1. Understand the business operating landscape – forensically.

Africa’s road freight industry is hugely underserved due to a lack of proper infrastructure.

Poor routes make it hard for drivers to plan trips around each other, and much of the supply is controlled by brokers, limiting drivers to a handful of shippers and creating inconsistent pricing. This means a lack of supply for shippers, especially during the busy potato and citrus seasons. It can take up to 6 hours to arrange a shipment during this time.

“Africa’s logistics landscape is highly fragmented. By understanding the problems that divide it, you will find an opportunity to bring the needs of carriers and truckers together through innovation,” says Sherif.

2. The welfare of truckers will determine how we succeed.

“If the African logistics industry is a fountain, the truckers sit at the top,” says Sherif. “If the top is not cleaned and cared for, the dirty water flows down and muddies the entire fountain.”

This principle is also in the best interests of a new logistics business. For example, the cargo will reach its destination quicker if truckers’ time is saved because of optimised routes and improved address information. If drivers have better wages and more opportunities to engage with shippers, shippers will have a greater supply of carriers during peak shipping seasons.

The bottom line is to create a sustainable and safe working environment, give drivers more control, and ensure fair wages and hours for drivers should be prioritised.

3. Technology is just a tool.

Technology is completely transforming logistics and has become a norm in the sector. Technology can connect shippers with the right carriers, accurately track shipments, provide digital paperwork, etc. The potential for new and exciting innovation is endless.

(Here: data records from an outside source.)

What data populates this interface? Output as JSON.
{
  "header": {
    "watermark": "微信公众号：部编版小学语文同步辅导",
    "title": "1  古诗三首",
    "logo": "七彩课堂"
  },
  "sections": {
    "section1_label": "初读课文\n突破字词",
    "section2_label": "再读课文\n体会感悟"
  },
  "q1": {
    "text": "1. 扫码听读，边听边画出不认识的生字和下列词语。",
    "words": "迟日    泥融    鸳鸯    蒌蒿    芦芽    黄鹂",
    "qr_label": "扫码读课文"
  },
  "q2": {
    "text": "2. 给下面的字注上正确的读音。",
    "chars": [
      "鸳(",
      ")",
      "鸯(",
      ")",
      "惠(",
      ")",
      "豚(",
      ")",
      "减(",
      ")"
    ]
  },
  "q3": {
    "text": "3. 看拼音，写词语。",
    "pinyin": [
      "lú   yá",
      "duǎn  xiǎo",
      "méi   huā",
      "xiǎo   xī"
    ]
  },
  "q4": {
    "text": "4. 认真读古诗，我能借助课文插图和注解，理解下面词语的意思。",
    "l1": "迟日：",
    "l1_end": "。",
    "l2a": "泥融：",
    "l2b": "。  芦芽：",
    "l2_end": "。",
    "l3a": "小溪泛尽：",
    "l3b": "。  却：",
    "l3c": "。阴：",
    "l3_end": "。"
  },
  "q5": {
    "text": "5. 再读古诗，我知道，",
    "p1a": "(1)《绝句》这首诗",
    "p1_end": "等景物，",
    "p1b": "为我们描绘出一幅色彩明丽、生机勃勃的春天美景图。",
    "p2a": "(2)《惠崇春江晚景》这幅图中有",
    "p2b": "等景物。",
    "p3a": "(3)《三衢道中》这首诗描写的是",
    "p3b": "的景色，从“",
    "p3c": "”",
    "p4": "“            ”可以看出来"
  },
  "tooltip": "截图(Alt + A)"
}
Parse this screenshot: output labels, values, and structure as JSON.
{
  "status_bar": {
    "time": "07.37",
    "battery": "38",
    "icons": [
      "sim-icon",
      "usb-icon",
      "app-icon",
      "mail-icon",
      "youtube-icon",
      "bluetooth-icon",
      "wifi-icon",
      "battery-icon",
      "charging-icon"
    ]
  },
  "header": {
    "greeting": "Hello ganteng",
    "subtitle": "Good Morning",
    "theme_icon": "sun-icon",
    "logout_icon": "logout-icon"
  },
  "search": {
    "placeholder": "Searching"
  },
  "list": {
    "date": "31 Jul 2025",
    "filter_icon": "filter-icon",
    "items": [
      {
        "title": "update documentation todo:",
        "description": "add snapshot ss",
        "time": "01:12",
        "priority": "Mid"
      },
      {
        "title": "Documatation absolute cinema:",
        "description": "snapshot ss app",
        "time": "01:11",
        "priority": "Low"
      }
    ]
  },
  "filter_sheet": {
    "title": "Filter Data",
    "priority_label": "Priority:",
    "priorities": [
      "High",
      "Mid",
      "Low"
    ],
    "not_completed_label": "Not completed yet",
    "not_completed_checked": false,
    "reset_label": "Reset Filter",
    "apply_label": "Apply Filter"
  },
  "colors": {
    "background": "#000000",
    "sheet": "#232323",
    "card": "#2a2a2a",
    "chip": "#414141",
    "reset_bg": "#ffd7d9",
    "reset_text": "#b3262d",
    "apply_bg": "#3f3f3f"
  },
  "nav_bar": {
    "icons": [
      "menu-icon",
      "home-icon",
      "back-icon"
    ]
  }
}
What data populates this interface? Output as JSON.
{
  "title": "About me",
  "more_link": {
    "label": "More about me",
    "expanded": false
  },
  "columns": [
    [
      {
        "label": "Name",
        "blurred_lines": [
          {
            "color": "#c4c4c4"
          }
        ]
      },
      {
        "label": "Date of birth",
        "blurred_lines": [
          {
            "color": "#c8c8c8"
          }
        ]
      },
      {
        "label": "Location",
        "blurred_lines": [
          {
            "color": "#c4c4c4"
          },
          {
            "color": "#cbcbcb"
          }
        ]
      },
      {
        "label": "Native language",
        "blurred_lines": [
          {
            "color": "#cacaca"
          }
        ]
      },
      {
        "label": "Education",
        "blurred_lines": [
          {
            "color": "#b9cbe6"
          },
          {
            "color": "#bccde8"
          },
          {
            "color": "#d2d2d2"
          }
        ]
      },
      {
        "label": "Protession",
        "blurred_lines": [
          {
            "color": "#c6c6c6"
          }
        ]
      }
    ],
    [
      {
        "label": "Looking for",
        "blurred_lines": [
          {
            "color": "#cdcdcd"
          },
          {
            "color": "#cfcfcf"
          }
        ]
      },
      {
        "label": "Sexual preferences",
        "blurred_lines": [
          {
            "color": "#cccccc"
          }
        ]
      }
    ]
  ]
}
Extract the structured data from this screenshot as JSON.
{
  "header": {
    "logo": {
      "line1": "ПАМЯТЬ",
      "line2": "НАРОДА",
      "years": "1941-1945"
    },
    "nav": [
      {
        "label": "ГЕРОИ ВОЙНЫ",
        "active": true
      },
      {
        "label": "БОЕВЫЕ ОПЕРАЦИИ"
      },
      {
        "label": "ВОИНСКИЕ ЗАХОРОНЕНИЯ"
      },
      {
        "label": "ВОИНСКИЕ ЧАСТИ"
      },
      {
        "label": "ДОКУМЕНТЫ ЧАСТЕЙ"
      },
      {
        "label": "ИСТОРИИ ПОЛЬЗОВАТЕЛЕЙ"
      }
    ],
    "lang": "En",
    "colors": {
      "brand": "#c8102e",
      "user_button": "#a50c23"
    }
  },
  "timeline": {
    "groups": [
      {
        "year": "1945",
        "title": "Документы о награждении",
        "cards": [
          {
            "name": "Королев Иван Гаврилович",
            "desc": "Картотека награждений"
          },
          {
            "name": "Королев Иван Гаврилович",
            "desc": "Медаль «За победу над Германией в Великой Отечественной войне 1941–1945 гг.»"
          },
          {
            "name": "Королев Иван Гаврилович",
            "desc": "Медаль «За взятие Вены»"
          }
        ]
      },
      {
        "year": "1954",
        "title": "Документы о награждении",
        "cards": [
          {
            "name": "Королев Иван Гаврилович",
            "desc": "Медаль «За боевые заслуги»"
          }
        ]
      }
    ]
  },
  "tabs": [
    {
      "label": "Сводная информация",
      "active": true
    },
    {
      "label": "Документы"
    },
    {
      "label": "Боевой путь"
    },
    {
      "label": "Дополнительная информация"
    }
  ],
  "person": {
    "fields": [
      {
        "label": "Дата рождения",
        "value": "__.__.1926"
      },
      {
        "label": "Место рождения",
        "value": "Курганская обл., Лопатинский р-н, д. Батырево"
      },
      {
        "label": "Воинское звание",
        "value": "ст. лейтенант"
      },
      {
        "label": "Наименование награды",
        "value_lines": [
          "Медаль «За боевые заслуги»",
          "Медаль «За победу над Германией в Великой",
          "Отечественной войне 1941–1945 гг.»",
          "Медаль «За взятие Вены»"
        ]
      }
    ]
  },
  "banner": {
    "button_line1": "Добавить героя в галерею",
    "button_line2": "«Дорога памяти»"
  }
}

But Sherif firmly believes that new logistics players must not forget that transport technology will have a user on the other side. It must be accessible for the everyday driver and shipper.

Sherif says, “when we built the Naqla platform, it was essential that we made our app user interface simple and easy to use. We always remembered that an average independent Egyptian trucker would use one side of our app, and we built it with them in mind.”

4. Reduce carbon emissions.

The greatest impact of a typical consumer company’s carbon emissions comes from its supply chain. Increased pressure to meet ESG targets means more and more cargo companies are looking to drastically reduce their carbon footprint and are drawn to logistics businesses that can help them achieve it.

This is now a core customer need – if your logistics business is to survive in the long-term, build carbon reduction into your business strategy from the very beginning.

“Naqla’s business model ensures that every mile a trucker drives will be to a productive end. Our app gives drivers more opportunity to complete back-to-back deliveries such as drop-and-hook transfers, where a full trailer is unhooked from the truck, and an empty trailer is picked up for delivery simultaneously,” says Sherif.

5. Tackling Africa’s huge logistics problem

Despite its wealth of problems, Africa’s logistics landscape continues to boom because of rapid growth in e-commerce and consumer goods, especially in the wake of COVID-19. New businesses that disrupt the sector encourage this prosperity – particularly the businesses which tackle the problems directly.

Naqla works with more than 400 shippers and 10,500 drivers across Egypt and has overseen the delivery of over 5 million tonnes of cargo.

“Before starting an African logistics company, the most important thing is to understand the problems that hold the sector back. The market is ripe even with these problems, but when you manage to overcome fundamental issues like idle lorries or low wages, everybody prospers – the drivers, the shippers, and the wider African economy. This is what the African logistics landscape needs: disruption, prosperity, and modernisation.”